Quand le gel emprisonne la rivière et que le silence devient si dense qu’on croit pouvoir le toucher, je quitte la maison lentement, comme si je sortais d’un autre temps.
Ici, la neige ne tombe pas seulement — elle reste, elle garde la mémoire des pas, elle conserve les traces. Les jours comme celui-là, on comprend que sans chaleur vivante à ses côtés, le froid pénètre bien plus loin que sous les vêtements.
Je vis seule depuis des années. Les gens sont partis — vers les villes ou vers la terre.
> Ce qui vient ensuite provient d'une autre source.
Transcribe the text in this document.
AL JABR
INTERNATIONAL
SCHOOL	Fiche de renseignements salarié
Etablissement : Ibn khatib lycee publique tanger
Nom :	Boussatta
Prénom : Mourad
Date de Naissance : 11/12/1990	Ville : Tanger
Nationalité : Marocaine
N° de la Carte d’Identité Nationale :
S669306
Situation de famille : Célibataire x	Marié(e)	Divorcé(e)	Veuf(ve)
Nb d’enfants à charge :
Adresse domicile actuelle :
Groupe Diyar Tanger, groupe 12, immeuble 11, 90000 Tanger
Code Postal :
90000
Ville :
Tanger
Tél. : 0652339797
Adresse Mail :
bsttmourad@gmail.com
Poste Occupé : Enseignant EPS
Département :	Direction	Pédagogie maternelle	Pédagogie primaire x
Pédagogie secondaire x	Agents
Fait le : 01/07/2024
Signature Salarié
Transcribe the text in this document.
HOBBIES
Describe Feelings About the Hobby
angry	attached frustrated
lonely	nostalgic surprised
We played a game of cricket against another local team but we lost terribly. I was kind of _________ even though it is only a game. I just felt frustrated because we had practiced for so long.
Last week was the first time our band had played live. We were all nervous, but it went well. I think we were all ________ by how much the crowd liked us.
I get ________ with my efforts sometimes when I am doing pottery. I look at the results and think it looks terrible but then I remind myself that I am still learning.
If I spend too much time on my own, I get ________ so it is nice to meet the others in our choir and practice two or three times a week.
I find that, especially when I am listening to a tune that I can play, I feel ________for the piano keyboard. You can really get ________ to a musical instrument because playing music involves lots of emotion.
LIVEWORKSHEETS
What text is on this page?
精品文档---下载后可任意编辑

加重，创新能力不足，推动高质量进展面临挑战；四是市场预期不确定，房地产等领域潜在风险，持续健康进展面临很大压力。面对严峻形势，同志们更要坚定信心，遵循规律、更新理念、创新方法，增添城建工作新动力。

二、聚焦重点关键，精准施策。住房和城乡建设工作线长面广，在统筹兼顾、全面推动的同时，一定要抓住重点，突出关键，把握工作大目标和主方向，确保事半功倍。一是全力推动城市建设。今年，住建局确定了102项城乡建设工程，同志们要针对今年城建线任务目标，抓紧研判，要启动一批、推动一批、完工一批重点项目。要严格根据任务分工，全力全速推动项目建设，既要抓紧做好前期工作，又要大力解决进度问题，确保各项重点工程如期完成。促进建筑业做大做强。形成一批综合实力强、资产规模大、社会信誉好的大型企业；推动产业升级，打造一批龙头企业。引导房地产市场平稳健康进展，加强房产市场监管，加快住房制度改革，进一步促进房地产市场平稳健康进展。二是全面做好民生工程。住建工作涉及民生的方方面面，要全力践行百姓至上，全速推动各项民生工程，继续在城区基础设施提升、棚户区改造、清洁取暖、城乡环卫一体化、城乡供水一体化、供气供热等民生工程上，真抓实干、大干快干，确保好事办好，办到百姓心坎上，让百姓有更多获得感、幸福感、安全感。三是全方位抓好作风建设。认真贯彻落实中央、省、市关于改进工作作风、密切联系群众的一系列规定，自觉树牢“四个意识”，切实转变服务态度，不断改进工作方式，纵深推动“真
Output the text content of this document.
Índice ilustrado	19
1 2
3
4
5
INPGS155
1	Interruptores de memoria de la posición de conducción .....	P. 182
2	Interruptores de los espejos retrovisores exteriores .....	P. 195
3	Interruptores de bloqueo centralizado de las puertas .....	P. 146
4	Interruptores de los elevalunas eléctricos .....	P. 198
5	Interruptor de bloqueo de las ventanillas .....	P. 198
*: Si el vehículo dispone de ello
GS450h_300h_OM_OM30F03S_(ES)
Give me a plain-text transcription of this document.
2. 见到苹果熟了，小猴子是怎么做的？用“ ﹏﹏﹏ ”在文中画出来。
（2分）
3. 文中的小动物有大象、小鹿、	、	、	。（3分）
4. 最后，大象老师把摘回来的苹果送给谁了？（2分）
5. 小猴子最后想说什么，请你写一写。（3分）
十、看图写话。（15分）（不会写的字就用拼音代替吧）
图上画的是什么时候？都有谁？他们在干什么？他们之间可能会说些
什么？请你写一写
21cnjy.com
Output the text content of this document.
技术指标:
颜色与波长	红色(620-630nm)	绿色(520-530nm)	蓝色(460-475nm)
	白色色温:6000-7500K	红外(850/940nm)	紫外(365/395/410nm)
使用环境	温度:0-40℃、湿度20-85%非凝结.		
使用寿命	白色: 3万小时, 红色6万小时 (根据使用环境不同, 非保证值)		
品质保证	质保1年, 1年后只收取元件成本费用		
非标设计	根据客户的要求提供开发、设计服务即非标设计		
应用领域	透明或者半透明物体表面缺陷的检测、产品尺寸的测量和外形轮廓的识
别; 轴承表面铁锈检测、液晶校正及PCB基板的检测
Les animaux, eux, sont restés.

Non pas parce que je les ai choisis à la place des hommes, mais parce qu’ils ne s’en vont pas si l’on ne s’éloigne pas d’eux.
Ce matin-là, j’ai entendu un léger froissement près de la rivière. La glace était encore fragile. Là, tout près de la rive, gisait un cygne blanc.
Son aile était repliée d’une manière étrange, sa respiration faible, presque imperceptible. J’ai retiré de mes épaules ma vieille couverture de laine — celle qui m’a accompagnée durant tant d’hivers — et je l’ai enveloppé avec précaution.
Il ne s’est pas débattu. Il me regardait seulement, sans peur. Comme ceux qui ont déjà accepté ce qui doit arriver.
Un petit ourson est apparu derrière moi. Il vient souvent près de ma maison. Il a perdu sa mère au début de l’hiver. Je ne l’ai jamais apprivoisé.
Un jour, il a simplement compris qu’ici personne ne tire, que personne ne chasse. Il s’est assis près de moi, son souffle chaud visible dans l’air glacé.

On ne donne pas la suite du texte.